If this means, in a world of maximal individual freedom, that offspring from the same interracial couplings come together to become their own racial group, and too inter-racially couple, every coupling with a different racial group creates a new hybrid 'race'. The entire thing eventually devolves into an interracial inception.
The entire world would eventually become like sub-Saharan Africa where there are thousands of ethnic groups with different interests who can hardly agree on anything. And therefore chaos reins. Do we really want that for the entire world, but with a thousand different races?
"lol. that could could never happen. there would be lots of things they would have in common (most things even), and very little differences"
Yeahh. Ever been to Africa? Aren't they mostly the same Niger-Congo and Bantu people? Don't they in fact have most things in common? Can you phenotypically tell an Igbo person from a Yoruba person or from an Akan person? That's right. You can't. Can those different ethnic groups agree on anything nonetheless within even the same country?
The problem of interracial coupling is a new problem in our world: a result of technological advancement.
It used to be a lot harder for people of different racial groups to meet and mix. Easier means of telecommunication and transportation which has resulted in the existing globalist world is what has entirely changed what's possible.
But should we blindly allow anything technological possible to happen, or should we make human decisions about the influences that we allow new technology to have on us and the trajectory of our world?

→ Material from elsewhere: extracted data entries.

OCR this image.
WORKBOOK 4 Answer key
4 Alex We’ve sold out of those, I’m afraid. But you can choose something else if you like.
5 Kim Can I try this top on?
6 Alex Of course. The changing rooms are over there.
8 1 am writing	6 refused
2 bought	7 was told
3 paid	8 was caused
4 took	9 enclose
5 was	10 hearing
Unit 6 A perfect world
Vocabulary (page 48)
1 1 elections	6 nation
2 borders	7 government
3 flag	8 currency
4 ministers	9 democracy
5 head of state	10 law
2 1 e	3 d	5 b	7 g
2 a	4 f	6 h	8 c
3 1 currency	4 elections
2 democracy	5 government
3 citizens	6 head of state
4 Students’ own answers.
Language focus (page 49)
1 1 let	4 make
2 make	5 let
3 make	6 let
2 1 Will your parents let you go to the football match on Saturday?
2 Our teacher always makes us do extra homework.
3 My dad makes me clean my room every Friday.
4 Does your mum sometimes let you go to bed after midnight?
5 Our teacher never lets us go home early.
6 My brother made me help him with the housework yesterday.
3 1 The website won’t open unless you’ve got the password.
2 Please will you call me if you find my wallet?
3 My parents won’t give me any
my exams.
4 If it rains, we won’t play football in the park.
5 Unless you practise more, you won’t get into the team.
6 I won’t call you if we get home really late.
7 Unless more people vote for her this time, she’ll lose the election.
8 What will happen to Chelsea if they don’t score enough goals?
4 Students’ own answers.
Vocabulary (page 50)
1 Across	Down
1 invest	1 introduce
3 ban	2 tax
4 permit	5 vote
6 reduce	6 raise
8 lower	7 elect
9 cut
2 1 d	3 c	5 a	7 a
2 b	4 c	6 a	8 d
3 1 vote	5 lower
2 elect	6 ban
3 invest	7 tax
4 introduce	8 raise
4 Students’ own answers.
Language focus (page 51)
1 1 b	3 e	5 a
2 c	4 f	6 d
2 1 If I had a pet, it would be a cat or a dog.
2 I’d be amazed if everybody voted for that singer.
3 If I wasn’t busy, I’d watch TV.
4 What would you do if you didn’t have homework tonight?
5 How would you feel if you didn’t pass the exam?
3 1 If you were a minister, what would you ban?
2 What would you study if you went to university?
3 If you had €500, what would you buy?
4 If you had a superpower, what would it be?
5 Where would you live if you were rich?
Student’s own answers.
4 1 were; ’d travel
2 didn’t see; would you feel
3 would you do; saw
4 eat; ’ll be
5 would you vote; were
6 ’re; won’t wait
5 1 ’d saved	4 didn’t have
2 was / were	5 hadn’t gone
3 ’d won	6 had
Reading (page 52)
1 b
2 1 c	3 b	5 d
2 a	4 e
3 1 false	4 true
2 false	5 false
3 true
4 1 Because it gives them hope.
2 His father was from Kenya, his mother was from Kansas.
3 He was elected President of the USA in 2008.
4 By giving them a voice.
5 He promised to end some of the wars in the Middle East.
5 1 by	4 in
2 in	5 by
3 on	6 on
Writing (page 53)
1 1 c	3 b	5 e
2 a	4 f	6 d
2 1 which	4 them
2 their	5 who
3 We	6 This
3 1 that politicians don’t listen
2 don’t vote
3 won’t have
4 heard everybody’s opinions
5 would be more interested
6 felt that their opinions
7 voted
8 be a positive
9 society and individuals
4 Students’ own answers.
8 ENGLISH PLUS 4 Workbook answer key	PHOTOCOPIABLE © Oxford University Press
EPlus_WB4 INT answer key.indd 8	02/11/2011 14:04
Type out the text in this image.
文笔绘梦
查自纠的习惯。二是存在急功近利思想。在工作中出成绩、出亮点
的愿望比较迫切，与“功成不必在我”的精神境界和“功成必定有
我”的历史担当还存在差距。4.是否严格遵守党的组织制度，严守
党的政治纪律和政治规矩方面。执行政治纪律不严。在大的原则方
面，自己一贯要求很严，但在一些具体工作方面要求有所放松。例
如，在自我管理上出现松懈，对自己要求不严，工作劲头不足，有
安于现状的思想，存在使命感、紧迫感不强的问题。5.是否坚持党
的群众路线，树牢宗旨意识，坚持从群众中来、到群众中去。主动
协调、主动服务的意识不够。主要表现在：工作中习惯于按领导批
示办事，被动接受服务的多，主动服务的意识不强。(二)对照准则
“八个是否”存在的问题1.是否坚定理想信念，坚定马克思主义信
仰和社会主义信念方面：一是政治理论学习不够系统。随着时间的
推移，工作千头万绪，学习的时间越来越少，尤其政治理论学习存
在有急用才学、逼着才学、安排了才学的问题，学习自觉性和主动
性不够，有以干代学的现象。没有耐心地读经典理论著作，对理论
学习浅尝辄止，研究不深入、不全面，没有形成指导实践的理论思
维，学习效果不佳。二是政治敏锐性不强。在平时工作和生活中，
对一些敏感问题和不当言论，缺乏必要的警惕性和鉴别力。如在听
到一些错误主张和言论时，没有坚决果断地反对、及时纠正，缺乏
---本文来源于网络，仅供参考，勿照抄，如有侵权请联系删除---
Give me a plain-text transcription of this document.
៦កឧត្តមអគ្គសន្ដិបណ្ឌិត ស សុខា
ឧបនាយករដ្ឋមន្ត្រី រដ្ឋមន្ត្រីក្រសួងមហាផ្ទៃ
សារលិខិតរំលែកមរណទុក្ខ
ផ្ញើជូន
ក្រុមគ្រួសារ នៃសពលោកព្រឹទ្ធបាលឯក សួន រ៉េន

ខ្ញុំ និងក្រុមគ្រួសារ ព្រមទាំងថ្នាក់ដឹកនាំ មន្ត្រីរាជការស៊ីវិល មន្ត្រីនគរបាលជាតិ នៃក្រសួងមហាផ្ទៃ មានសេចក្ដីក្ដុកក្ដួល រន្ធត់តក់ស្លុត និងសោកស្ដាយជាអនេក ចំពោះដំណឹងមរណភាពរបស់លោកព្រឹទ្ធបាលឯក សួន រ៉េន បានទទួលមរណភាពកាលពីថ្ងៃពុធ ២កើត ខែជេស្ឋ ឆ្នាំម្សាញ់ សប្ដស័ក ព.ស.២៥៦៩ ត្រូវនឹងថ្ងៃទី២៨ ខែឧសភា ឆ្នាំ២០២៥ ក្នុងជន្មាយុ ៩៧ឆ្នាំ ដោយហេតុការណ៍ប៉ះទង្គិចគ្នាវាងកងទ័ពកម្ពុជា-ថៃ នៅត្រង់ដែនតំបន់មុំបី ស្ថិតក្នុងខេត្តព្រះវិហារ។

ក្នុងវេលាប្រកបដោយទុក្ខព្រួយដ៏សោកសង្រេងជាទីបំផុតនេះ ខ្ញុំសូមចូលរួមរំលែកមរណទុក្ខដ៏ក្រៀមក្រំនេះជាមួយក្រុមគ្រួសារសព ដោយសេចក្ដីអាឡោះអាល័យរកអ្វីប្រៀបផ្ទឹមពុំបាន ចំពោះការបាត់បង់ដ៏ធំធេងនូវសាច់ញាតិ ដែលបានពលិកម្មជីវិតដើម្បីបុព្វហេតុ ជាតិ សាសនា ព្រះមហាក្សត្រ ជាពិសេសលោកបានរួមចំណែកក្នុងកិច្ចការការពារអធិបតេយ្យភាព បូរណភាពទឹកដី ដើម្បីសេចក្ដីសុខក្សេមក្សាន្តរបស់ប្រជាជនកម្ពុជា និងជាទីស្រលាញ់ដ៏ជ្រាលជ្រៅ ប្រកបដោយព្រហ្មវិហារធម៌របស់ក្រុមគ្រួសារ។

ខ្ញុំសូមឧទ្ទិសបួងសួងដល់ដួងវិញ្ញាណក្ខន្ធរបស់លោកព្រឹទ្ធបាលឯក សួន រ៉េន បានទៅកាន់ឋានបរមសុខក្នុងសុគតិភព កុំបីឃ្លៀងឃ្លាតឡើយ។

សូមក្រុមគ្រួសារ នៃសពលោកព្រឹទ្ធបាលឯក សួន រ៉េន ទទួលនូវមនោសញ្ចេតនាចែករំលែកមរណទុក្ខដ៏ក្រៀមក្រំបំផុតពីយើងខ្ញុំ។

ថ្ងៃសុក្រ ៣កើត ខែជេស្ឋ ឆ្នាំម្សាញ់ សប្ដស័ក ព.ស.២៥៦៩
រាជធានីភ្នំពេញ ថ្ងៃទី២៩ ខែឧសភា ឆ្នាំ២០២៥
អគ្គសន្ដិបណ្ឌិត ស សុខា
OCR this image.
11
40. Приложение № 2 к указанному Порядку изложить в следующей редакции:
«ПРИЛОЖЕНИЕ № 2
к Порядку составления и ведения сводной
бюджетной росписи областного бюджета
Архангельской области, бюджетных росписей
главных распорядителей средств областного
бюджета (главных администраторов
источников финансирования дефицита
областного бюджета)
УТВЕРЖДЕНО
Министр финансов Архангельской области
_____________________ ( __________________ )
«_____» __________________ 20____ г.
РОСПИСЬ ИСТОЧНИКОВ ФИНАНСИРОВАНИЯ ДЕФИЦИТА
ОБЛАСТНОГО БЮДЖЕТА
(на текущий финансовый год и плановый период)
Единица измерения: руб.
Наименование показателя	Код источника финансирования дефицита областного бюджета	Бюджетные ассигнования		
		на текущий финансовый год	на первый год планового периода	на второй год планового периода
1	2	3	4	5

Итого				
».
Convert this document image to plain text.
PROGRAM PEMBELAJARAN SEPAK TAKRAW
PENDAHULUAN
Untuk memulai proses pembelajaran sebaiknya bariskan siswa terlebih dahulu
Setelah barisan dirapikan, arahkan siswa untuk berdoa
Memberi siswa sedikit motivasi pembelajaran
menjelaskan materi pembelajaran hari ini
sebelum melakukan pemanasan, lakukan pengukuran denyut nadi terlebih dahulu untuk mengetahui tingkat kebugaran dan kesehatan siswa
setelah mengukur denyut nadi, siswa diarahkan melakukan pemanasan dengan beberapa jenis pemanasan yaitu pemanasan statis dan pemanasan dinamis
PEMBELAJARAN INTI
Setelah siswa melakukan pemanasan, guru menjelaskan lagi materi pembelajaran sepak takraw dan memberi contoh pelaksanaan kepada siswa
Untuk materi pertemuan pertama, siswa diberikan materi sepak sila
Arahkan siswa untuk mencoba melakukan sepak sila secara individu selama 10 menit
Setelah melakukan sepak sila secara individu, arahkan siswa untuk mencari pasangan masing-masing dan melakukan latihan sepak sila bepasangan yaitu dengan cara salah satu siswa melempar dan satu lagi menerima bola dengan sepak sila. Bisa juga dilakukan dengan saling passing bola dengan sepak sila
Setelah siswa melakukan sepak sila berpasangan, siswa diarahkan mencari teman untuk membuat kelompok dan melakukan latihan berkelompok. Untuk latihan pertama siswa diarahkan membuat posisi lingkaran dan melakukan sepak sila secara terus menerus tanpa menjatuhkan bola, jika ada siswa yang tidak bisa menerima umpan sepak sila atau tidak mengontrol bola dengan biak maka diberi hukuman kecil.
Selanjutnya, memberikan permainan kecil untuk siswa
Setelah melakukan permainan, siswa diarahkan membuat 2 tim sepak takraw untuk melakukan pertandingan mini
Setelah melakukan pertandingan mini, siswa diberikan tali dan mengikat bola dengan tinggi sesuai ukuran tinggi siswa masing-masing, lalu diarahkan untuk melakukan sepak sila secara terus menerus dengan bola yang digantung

Remember, the fundamental problem is of a complex-systems increase, and my theoretic run-through is only one several possibilities. There are tons of others that cannot be predicted. Choosing against unnecessarily increasing the complexity of the system seems like the obviously safer decision.
The only realistic solution is to prohibit miscegenation very early right now when we still have reasonable control of the situation. Otherwise, the interracialception looms.